Rust API#
The Rust crate spectroxide is the PDE solver itself; the Python package is a
thin wrapper that calls the Rust CLI for heavy computations and provides a
pure-Python Green’s function for quick estimates. Most users only touch Python,
but the Rust API is useful when:
embedding the solver in a larger Rust program,
writing a custom injection scenario,
accessing intermediate solver state (electron temperature history, per-step diagnostics) that the Python wrapper does not expose.
Browsing the crate documentation#
The rustdoc output is the authoritative reference.
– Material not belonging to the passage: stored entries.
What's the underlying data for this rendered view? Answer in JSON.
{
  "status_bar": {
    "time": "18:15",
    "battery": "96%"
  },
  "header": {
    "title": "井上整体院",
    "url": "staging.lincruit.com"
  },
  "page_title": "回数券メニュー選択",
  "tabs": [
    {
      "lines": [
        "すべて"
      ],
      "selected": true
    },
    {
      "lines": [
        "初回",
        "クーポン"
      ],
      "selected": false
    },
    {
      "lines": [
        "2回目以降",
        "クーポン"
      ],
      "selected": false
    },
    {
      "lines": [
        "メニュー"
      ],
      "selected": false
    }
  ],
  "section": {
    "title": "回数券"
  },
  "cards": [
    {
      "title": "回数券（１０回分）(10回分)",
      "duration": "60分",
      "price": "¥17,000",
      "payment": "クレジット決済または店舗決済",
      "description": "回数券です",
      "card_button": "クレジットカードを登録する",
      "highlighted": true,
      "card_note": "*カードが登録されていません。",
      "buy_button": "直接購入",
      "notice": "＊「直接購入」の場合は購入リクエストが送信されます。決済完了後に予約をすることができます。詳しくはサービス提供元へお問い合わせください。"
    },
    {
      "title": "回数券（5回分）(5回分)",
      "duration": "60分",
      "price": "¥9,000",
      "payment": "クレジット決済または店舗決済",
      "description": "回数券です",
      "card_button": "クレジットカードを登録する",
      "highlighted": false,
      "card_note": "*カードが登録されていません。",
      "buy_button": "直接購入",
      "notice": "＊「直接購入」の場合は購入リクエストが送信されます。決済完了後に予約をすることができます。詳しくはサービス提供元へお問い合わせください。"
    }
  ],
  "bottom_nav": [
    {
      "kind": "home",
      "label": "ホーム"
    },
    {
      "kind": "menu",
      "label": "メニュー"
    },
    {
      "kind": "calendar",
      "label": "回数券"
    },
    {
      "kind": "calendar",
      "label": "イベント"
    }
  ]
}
Two copies are available:
Built from the current source tree and served alongside this site.
Rebuild locally with make -C docs html (requires cargo on
PATH).
Authoritative copy for the latest published release on crates.io.
The crate root (spectroxide) contains an overview, and spectroxide::prelude
re-exports everything you typically need: Cosmology,
ThermalizationSolver, SolverConfig, GridConfig, FrequencyGrid,
InjectionScenario, RefinementZone, and the SolverBuilder /
SolverDiagnostics / output types.
Quick Rust example#
use spectroxide::prelude::*;
let mut solver = ThermalizationSolver::builder(Cosmology::planck2018())
.grid(GridConfig::production())
.injection(InjectionScenario::SingleBurst {
z_h: 2e5,
delta_rho_over_rho: 1e-5,
sigma_z: 100.0,
})
.z_range(5e5, 1e3)
.build()
.unwrap();
let snapshots = solver.run_with_snapshots(&[1e3]);
let mu = snapshots.last().unwrap().mu;
CLI#
For one-off runs from the command line (rather than from Rust or Python code), see CLI reference.